Sociologie des intellectuels
En lien avec le réseau thématique « Sociologie des intellectuels et de l’expertise. Savoirs et pouvoirs », dont des membres du CESSP sont fondateurs et qu’ils contribuent à animer, des travaux sont menés sur la position des intellectuels dans l’espace social, les formes différenciées de leurs engagements et interventions dans le monde social, les supports et les espaces de production et de diffusion des produits intellectuels. Sont notamment abordés, en particulier : la formation de champs intellectuels transnationaux ; les engagements et les modes d’intervention des intellectuels dans l’espace public ; les processus de radicalisation des intellectuels dans certaines conjonctures (guerre, situation coloniale, conflictualité sociale et politique). Sur cette dernière problématique, une collaboration avec le projet « Words and Violence » mené à l’Université du Nord (Norvège) permet d’étoffer les perspectives comparatives. A la suite de la coopération avec NYU sur le thème « Crossroads to intellectual history », qui a donné lieu au Routledge Handbook of the History and Sociology of Ideas, ce sous-axe promeut une sociologie historique des concepts et des idées, inscrite dans les conditions de leur production et circulation (ce qui le relie au sous-axe précédent).
Cette approche s’incarne notamment dans une histoire sociale des sciences humaines et sociales développée au CESSP, dans la continuité du projet européen Interco-SSH, dont sont issues la collection « Sociohistorical studies of the social and human sciences » et l’ouvrage collectif Ideas on the move. Le Dictionnaire international Bourdieu incarne cette approche.
Coordonné par Gisèle Sapiro, cet axe inclut Johan Heilbron, Frédérique Matonti, Valentin Behr, Alihan Mestci, Inès Liotard, Elsie Cohen, et, parmi les professeurs invités, Kjetil Jakobson (Université du Nord, Norvège) et Torben Jelsbak (Université de Copenhague).
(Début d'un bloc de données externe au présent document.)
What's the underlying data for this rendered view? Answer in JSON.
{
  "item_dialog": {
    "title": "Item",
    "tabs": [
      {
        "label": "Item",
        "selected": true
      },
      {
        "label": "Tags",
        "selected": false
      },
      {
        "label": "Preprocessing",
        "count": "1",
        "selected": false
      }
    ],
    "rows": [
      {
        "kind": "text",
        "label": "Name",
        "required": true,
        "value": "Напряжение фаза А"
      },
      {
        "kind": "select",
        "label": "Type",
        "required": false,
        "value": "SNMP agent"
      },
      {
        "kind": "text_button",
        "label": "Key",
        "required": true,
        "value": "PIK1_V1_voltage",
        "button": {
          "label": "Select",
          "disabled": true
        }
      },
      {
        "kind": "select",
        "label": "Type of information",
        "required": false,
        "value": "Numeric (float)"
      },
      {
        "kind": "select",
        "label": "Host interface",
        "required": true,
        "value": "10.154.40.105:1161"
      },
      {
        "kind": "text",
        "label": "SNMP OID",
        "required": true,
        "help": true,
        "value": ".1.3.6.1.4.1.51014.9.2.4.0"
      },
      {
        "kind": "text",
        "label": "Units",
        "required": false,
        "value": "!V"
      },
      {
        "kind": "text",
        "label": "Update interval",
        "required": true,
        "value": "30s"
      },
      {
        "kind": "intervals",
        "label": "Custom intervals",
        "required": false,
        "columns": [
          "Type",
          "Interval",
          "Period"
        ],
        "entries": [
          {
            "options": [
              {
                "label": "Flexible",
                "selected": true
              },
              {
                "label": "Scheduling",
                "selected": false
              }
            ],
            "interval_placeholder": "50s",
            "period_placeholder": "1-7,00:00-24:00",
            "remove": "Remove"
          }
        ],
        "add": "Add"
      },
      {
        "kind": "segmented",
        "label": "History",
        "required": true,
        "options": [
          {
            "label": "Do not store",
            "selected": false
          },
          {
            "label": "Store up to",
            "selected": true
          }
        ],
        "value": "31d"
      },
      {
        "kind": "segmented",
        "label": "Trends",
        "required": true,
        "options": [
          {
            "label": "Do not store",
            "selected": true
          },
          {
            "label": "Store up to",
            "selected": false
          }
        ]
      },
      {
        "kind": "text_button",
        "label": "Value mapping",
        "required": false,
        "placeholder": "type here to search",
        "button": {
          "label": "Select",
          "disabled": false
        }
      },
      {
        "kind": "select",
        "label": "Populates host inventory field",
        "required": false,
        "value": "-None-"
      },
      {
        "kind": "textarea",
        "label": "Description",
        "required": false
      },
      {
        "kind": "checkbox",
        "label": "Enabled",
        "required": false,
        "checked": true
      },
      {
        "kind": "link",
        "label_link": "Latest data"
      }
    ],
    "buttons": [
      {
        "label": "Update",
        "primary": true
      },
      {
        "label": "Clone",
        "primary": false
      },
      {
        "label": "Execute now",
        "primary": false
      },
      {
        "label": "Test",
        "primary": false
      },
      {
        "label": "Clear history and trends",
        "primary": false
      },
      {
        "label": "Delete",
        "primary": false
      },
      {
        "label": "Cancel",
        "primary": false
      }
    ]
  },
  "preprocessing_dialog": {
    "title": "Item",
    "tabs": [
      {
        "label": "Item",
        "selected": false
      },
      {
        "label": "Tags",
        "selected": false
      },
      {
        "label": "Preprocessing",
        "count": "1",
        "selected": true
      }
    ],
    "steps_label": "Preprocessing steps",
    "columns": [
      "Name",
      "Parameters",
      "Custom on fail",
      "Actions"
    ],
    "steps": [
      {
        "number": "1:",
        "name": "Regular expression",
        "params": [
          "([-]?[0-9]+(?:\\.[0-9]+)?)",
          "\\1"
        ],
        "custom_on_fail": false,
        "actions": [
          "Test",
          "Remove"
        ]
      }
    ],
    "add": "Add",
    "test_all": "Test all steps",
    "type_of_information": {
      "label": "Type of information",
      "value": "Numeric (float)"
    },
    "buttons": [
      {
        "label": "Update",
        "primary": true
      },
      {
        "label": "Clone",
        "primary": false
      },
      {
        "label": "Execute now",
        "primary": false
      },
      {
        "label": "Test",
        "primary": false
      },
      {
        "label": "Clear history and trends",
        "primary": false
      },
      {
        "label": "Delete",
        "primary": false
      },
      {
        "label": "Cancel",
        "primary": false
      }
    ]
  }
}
Sociologie de la mémoire et des opinions
Le programme 13-novembre développé par Denis Peschanski en collaboration avec des collègues historiens, sociologues, neurologues, spécialistes des médias et du langage, etc., poursuivra ses recherches sur la formation de la mémoire individuelle et collective à propos des attentats du 13 novembre et son évolution au cours du temps (éventuelles distorsions, persistance ou résorption du traumatisme) à partir d’une série de mille entretiens (qui sera plusieurs fois renouvelée dans les années à venir), des récits auxquels ces attentats ont donné lieu (presse, réseaux sociaux, etc.) et d’enquêtes d’opinion. L’un des enjeux à venir est de mieux intégrer cette recherche au projet scientifique du CESSP, à travers le dialogue avec d’autres travaux au sein du laboratoire abordant les questions mémorielles (mémoire et histoire du communisme notamment, mais aussi des guerres, des événements de violence et des conflits) ou plus généralement celle de la production des opinions et des croyances. Les travaux dans ce dernier domaine continueront à porter sur le journalisme et les médias (réception des discours politiques, transformations actuelles de la demande d’information des différentes catégories de public) et sur les dispositifs participatifs (nouvelles expérimentations démocratiques, relations entre les mondes savants, de l’expertise et des praticiens de l’action publique).